Reports of unacceptable care for older Australians should be reported to the Aged Care Complaints Scheme immediately, say aged care providers, who were quick to respond to Lateline’s findings.
Professor John Kelly, CEO of Aged and Community Services Australia, the peak body representing mission-based providers, said it was important to highlight problems in the system so they could be dealt with.
“It is absolutely our intention to meet community expectations across the whole aged care sector… There are currently about 200,000 residents in Australia’s nursing homes and the vast majority would be receiving very good care,” said Professor Kelly, who defended federal Labor’s recent aged care reforms.
“These introduce a strengthened complaints system and increased funding to deliver quality aged care services, including palliative care, and improved wages and training for aged care staff.”
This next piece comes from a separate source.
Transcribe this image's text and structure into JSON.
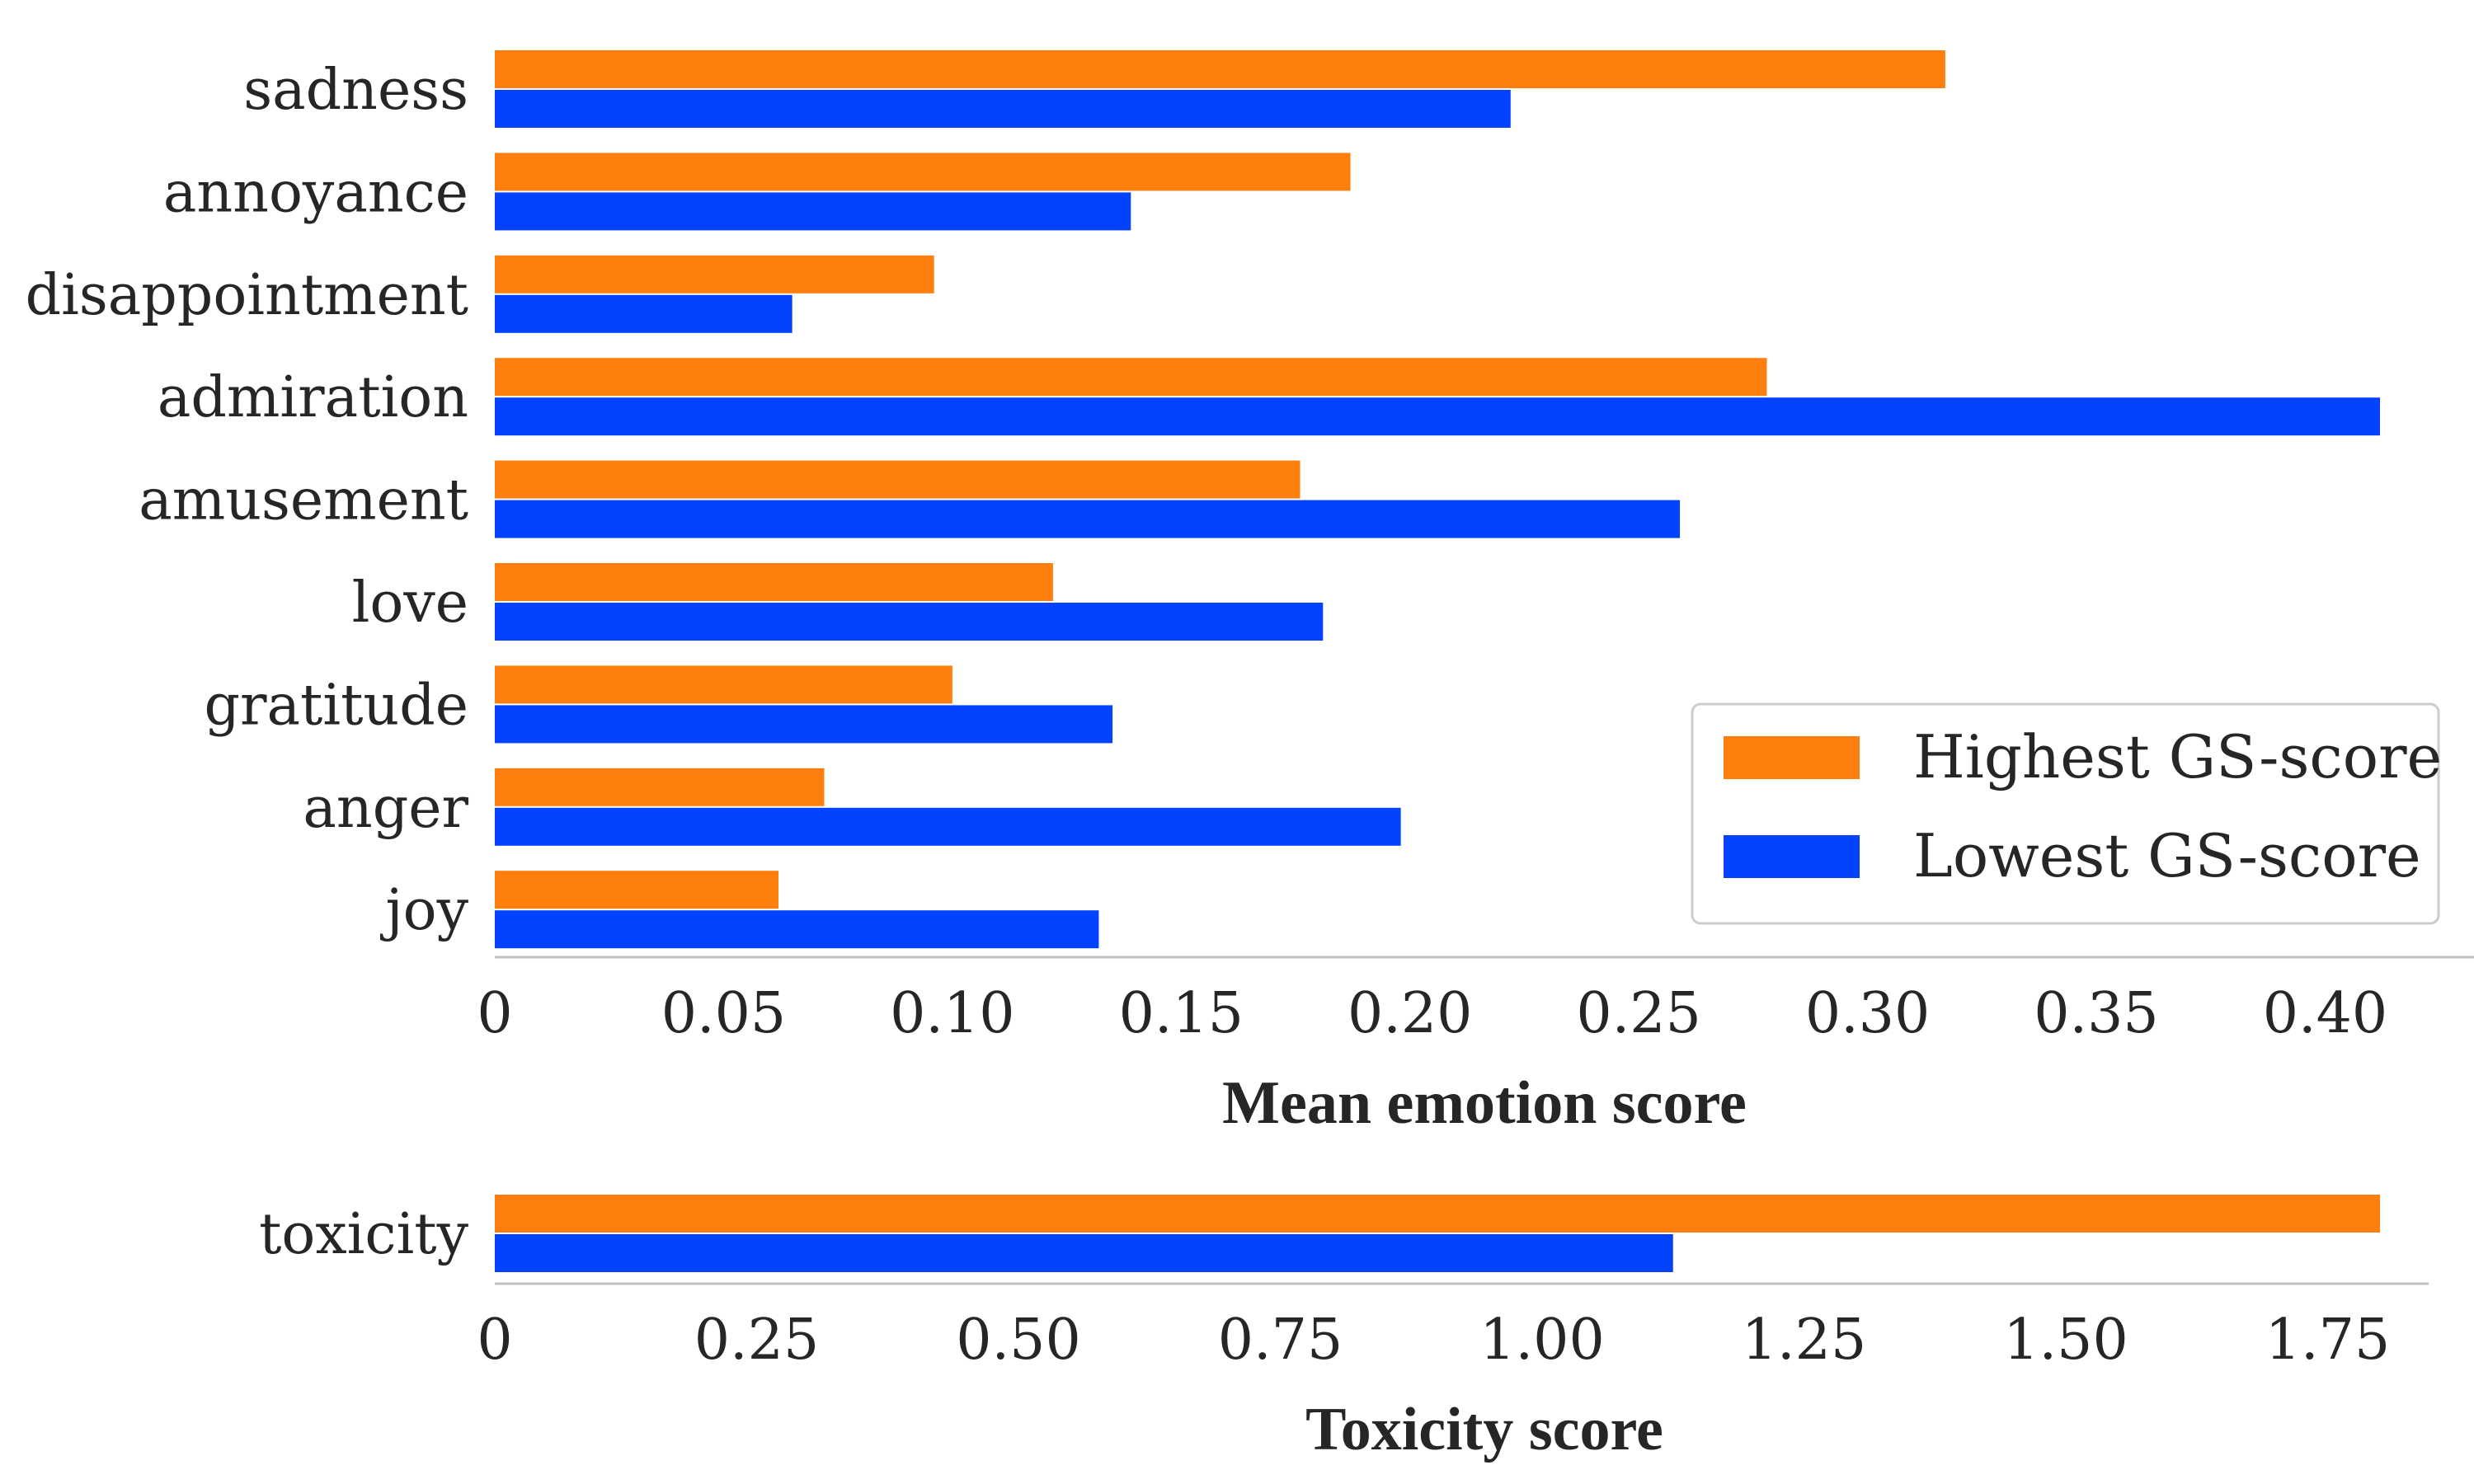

Leading Age Services Australia (LASA), which represents both for-profit and not-for-profit aged care providers takes a different view.
LASA’s chief executive Patrick Reid said the program revealed what industry has known for some time: that there is a critical workforce shortage, recruitment and retention is difficult, and government funding does not match care needs.
In a statement to media Mr Reid said: “There is no time to wait, industry needs support but most of all government can no longer hide behind the Living Longer Living Better reform while their funding falls well short of demonstrated care needs.”